The Information Review Tribunal of the United Kingdom has been asked to resolve two conflicting and contradictory statements by the London School of Economics and Political Science about the 1983 PhD thesis of Republic of China in-exile President Tsai Ing-wen. The LSE, in response to a May 2021 Freedom of Information request, conducted an Internal Review and declared it lacked records that identified the PhD thesis examiners. Six months earlier Kevin Haynes, the LSE Head of Legal Team, provided the initials of one purported examiner and the name of a second to the ROC Ministry of Justice in a criminal investigation and even cited page numbers that allegedly contained the information.
Although Haynes is the Head of Legal Team at LSE he is not an attorney. Consequently Haynes is not subject to regulatory discipline if he gave false information in the ROC prosecution of Taiwanese news commentator Dennis Peng. President Tsai kicked off a controversy about her thesis when she filed what appears to be a draft copy with the LSE Library in June 2019, thirty-five years after it was due. Peng has accused President Tsai of academic fraud and she in turn made a criminal defamation complaint against Peng.
In response to questions from the public about who approved the thesis, the LSE has denied having records that name the thesis examiners. The LSE lacked an ability to award PhD degrees in the 1980s therefore the University of London issued diplomas to students on the pass list. President Tsai’s unwillingness to release the viva examination report naming the examiners has kept the controversy alive for two years while both schools, LSE and UL, have denied FOI requests for the information citing the Data Protection Act.
A request for the examiner names to UL is pending before the Second-Tier Tribunal. Now the First-Tier Tribunal will be considering the same request made to LSE with one big difference, UL said it held the thesis viva report while LSE claims it doesn’t even know the names of the examiners. If the LSE Internal Review could be taken at face value there would be no reason to involve the Tribunal, the school cannot provide what it does not have. However, the contrary action of Kevin Haynes, the Head of Legal Team, providing a name and the initials of another person as purported examiners to ROC prosecutors, puts Haynes in direct contradiction with Louise Nadal, the Secretary of the LSE Board and author of the Internal Review. It is the old he-said, she-said game with the truth in the balance.

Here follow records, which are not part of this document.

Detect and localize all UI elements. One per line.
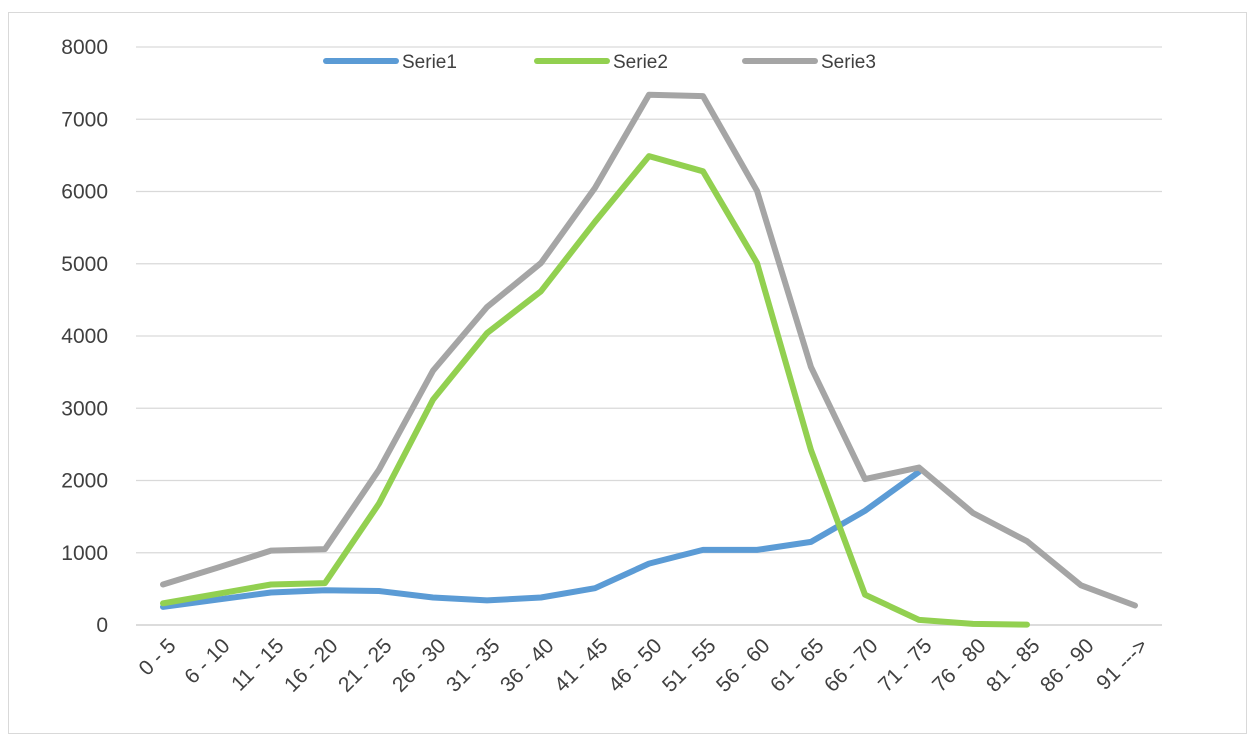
y-tick-label: 1000 — [61, 542, 108, 565]
x-tick-label: 0 - 5 — [135, 634, 181, 680]
series-line-serie3 — [160, 91, 1138, 609]
x-tick-label: 31 - 35 — [442, 634, 505, 697]
y-axis-tick-labels: 0 1000 2000 3000 4000 5000 6000 7000 8000 — [61, 36, 108, 637]
series-lines — [160, 91, 1138, 628]
y-tick-label: 3000 — [61, 397, 108, 420]
x-tick-label: 51 - 55 — [658, 634, 721, 697]
x-tick-label: 56 - 60 — [712, 634, 775, 697]
x-tick-label: 81 - 85 — [982, 634, 1045, 697]
x-tick-label: 26 - 30 — [388, 634, 451, 697]
x-tick-label: 41 - 45 — [550, 634, 613, 697]
y-tick-label: 7000 — [61, 108, 108, 131]
x-tick-label: 91 ---> — [1092, 634, 1152, 694]
x-tick-label: 61 - 65 — [766, 634, 829, 697]
legend: Serie1 Serie2 Serie3 — [323, 52, 876, 73]
legend-item-serie3: Serie3 — [742, 52, 876, 73]
y-tick-label: 5000 — [61, 253, 108, 276]
y-tick-label: 6000 — [61, 181, 108, 204]
gridlines — [136, 46, 1162, 626]
x-tick-label: 86 - 90 — [1036, 634, 1099, 697]
x-tick-label: 6 - 10 — [180, 634, 234, 688]
series-line-serie2 — [160, 153, 1030, 628]
y-tick-label: 2000 — [61, 470, 108, 493]
legend-label: Serie2 — [613, 52, 668, 73]
series-line-serie1 — [160, 468, 922, 610]
x-tick-label: 36 - 40 — [496, 634, 559, 697]
x-tick-label: 16 - 20 — [280, 634, 343, 697]
x-tick-label: 11 - 15 — [227, 634, 288, 695]
legend-item-serie2: Serie2 — [534, 52, 668, 73]
x-tick-label: 21 - 25 — [334, 634, 397, 697]
y-tick-label: 8000 — [61, 36, 108, 59]
legend-label: Serie1 — [402, 52, 457, 73]
x-tick-label: 71 - 75 — [874, 634, 937, 697]
x-tick-label: 76 - 80 — [928, 634, 991, 697]
y-tick-label: 0 — [96, 614, 108, 637]
x-tick-label: 46 - 50 — [604, 634, 667, 697]
legend-label: Serie3 — [821, 52, 876, 73]
legend-item-serie1: Serie1 — [323, 52, 457, 73]
x-tick-label: 66 - 70 — [820, 634, 883, 697]
y-tick-label: 4000 — [61, 325, 108, 348]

The Information Commissioner’s Office was first asked to resolve the contradiction and determine whether or not the LSE did possess records containing the thesis examiner identities. However, the ICO dropped the ball and instead of probing the Haynes-Nadal divide, a probability analysis was used to determine LSE did not hold the examiner names.
“For clarity, the Commissioner is not expected to prove categorically whether the information is held, she is only required to make a judgement on whether the information is held on the civil standard of the balance of probabilities.”

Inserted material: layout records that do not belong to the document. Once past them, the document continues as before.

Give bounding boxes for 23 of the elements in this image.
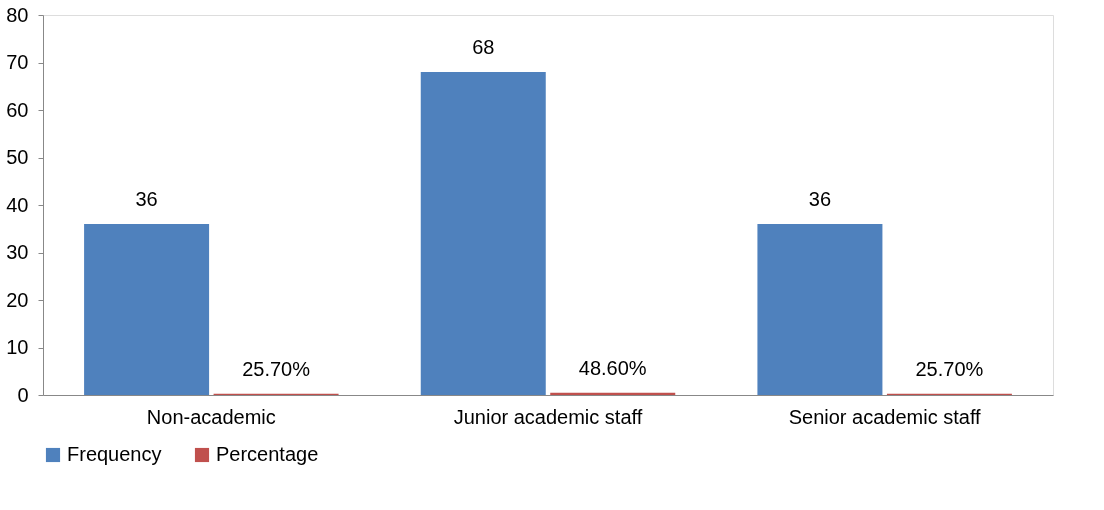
legend-label: Percentage xyxy=(216,443,319,465)
bar xyxy=(420,72,546,395)
data-label: 48.60% xyxy=(578,356,647,379)
data-label: 36 xyxy=(808,188,832,210)
y-tick-label: 60 xyxy=(6,98,29,121)
y-tick-label: 0 xyxy=(17,383,29,406)
data-label: 68 xyxy=(472,36,495,58)
x-tick-label: Junior academic staff xyxy=(453,405,643,428)
x-tick-label: Non-academic xyxy=(146,405,276,428)
data-label: 36 xyxy=(135,188,158,210)
bar xyxy=(84,224,210,395)
bar xyxy=(757,224,883,395)
y-tick-label: 50 xyxy=(6,146,29,168)
x-tick-label: Senior academic staff xyxy=(788,405,982,428)
y-tick-label: 30 xyxy=(6,241,29,263)
y-tick-label: 40 xyxy=(6,193,29,216)
y-tick-label: 10 xyxy=(6,336,29,358)
y-tick-label: 20 xyxy=(6,288,29,311)
data-label: 25.70% xyxy=(242,357,311,380)
y-tick-label: 80 xyxy=(6,3,29,26)
legend-label: Frequency xyxy=(67,443,162,465)
data-label: 25.70% xyxy=(915,357,984,380)
y-tick-label: 70 xyxy=(6,51,29,73)
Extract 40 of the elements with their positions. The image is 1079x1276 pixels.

“On the balance of probabilities, the Commissioner is satisfied that the LSE does not hold the requested information.”
“The LSE has searched its records and has been unable to locate the information in question. In the Commissioner’s view, the most likely explanation is that the LSE has never held this information. She is satisfied that none of the LSE’s statements, to which her attention have been drawn, conflict with a denial that this particular information is held.”
The Commissioner’s attention was drawn to the submission by the Head of Legal Team to ROC prosecutors, contradicting the Internal Review claim. As the ICO accepted Nadal’s assertion of no record, by implication the ICO has rejected Haynes’ representation to the ROC prosecutors on the strength of a probability analysis.

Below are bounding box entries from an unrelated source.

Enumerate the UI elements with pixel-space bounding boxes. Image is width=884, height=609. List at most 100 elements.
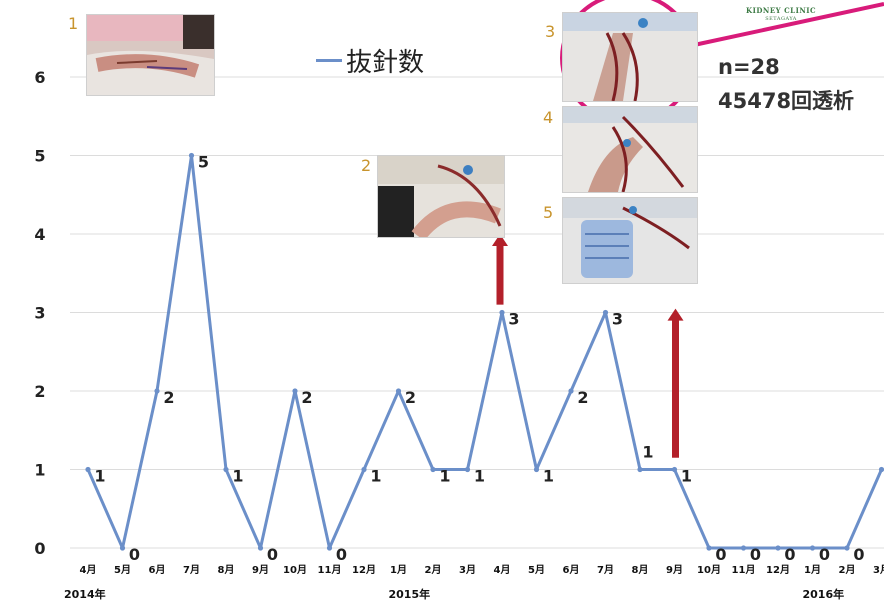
data-label: 2 (577, 388, 588, 407)
data-point (154, 388, 160, 394)
x-tick-label: 4月 (494, 564, 511, 576)
legend-line-icon (316, 59, 342, 62)
x-tick-label: 7月 (597, 564, 614, 576)
data-label: 1 (232, 467, 243, 486)
data-label: 1 (439, 467, 450, 486)
series-line-path (86, 154, 883, 550)
data-point (602, 309, 609, 316)
x-tick-label: 7月 (183, 564, 200, 576)
data-point (740, 545, 747, 551)
photo-1-icon (86, 14, 215, 96)
photo-number-1: 1 (68, 14, 79, 33)
photo-4-icon (562, 106, 698, 193)
data-points (85, 152, 884, 551)
data-point (706, 545, 712, 551)
stats-count: n=28 (718, 55, 780, 79)
x-tick-label: 3月 (459, 564, 476, 576)
year-label: 2016年 (803, 587, 845, 601)
data-label: 3 (612, 310, 623, 329)
photo-number-2: 2 (361, 156, 372, 175)
data-point (533, 466, 540, 473)
arrow-head (492, 234, 508, 246)
x-tick-label: 11月 (732, 564, 756, 576)
data-label: 1 (94, 467, 105, 486)
photo-number-3: 3 (545, 22, 556, 41)
year-label: 2015年 (389, 587, 431, 601)
legend: 抜針数 (316, 42, 424, 79)
x-tick-label: 1月 (390, 564, 407, 576)
data-label: 0 (336, 545, 347, 564)
x-tick-label: 9月 (666, 564, 683, 576)
data-label: 0 (129, 545, 140, 564)
x-tick-label: 1月 (804, 564, 821, 576)
data-label: 1 (370, 467, 381, 486)
x-tick-label: 11月 (318, 564, 342, 576)
highlight-pointer (693, 2, 884, 47)
series-line (86, 154, 883, 550)
clinic-logo: KIDNEY CLINIC SETAGAYA (746, 6, 816, 24)
y-tick-label: 1 (34, 461, 45, 480)
data-label: 5 (198, 153, 209, 172)
data-point (119, 545, 126, 551)
data-point (844, 545, 850, 551)
photo-2-icon (377, 155, 505, 238)
x-tick-label: 8月 (218, 564, 235, 576)
data-point (326, 545, 333, 551)
data-point (775, 545, 781, 551)
data-point (568, 388, 574, 394)
x-tick-label: 12月 (352, 564, 376, 576)
data-point (809, 545, 816, 551)
data-label: 0 (267, 545, 278, 564)
year-labels: 2014年 2015年 2016年 (64, 587, 844, 601)
data-point (637, 466, 643, 473)
data-point (464, 466, 471, 473)
legend-label: 抜針数 (346, 48, 425, 78)
data-label: 0 (819, 545, 830, 564)
photo-number-4: 4 (543, 108, 554, 127)
data-label: 0 (750, 545, 761, 564)
data-label: 3 (508, 310, 519, 329)
x-tick-label: 9月 (252, 564, 269, 576)
arrow-head (667, 308, 684, 321)
photo-5-icon (562, 197, 698, 284)
data-point (395, 388, 402, 394)
x-tick-label: 10月 (283, 564, 307, 576)
data-label: 0 (853, 545, 864, 564)
x-tick-label: 4月 (80, 564, 97, 576)
year-label: 2014年 (64, 587, 106, 601)
x-tick-label: 10月 (697, 564, 721, 576)
x-tick-label: 3月 (873, 564, 884, 576)
x-tick-label: 6月 (563, 564, 580, 576)
arrow-shaft (672, 318, 679, 458)
y-tick-label: 2 (34, 382, 45, 401)
y-tick-label: 6 (34, 68, 45, 87)
data-point (292, 388, 298, 394)
arrows (492, 234, 684, 458)
photo-number-5: 5 (543, 203, 554, 222)
x-tick-label: 5月 (114, 564, 131, 576)
photo-3-icon (562, 12, 698, 102)
y-tick-label: 3 (34, 304, 45, 323)
data-label: 1 (474, 467, 485, 486)
data-point (878, 466, 884, 473)
data-label: 1 (543, 467, 554, 486)
x-tick-label: 2月 (839, 564, 856, 576)
x-tick-label: 12月 (766, 564, 790, 576)
x-axis-ticks: 4月 5月 6月 7月 8月 9月 10月 11月 12月 1月 2月 3月 4月 5月 6月 7月 8月 9月 1… (80, 564, 884, 576)
data-label: 2 (405, 388, 416, 407)
data-label: 2 (163, 388, 174, 407)
y-tick-label: 0 (34, 539, 45, 558)
data-label: 2 (301, 388, 312, 407)
stats-dialysis: 45478回透析 (718, 89, 855, 113)
data-point (257, 545, 264, 551)
data-point (499, 309, 505, 316)
data-label: 1 (642, 443, 653, 462)
data-labels: 102510201211312311000001 (94, 153, 864, 565)
data-point (430, 466, 436, 473)
data-point (361, 466, 367, 473)
data-point (188, 152, 195, 159)
data-point (671, 466, 678, 473)
logo-subtext: SETAGAYA (765, 16, 797, 22)
data-label: 0 (784, 545, 795, 564)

The LSE did inform the ICO about one questionable document which the Commissioner factored into her probability anaysis.
“The student record had been examined and no definitive record of the examiners had been found. Whilst one document indicated that a particular individual might have been an examiner, the LSE had no way of cross-checking whether that individual had in fact performed that role – and the LSE considered it unlikely that they would have done so.”
The ICO determination that the LSE lacked the thesis viva examination record, or even the names of the examiners, raises the question of how was the LSE able to verify that President Tsai passed her viva examination as the school did in a 2019 public announcement?
Louise Nadal had an anwer: “I note that in your request for an internal review, you have questioned whether the School’s public statement on Dr Tsai’s PhD can be accurate on the basis that, in your opinion, it could not be compiled without the information you have requested. As you are aware, the School has made a copy of Ing-Wen Tsai’s thesis available online and has confidence in the accuracy of its public statement.”
The new lawsuit seeks to unravel the mystery of the examiners and calls for an order to remit the matter to the ICO with “direction to conduct a more thorough review of the conflicting statements of the Internal Review and the Head of Legal Team.”
Further, it seeks an order directing the Commissioner, if she finds the Internal Review to be incorrect, to issue Good Practice recommendations to LSE to avoid future FOIA violations by the school.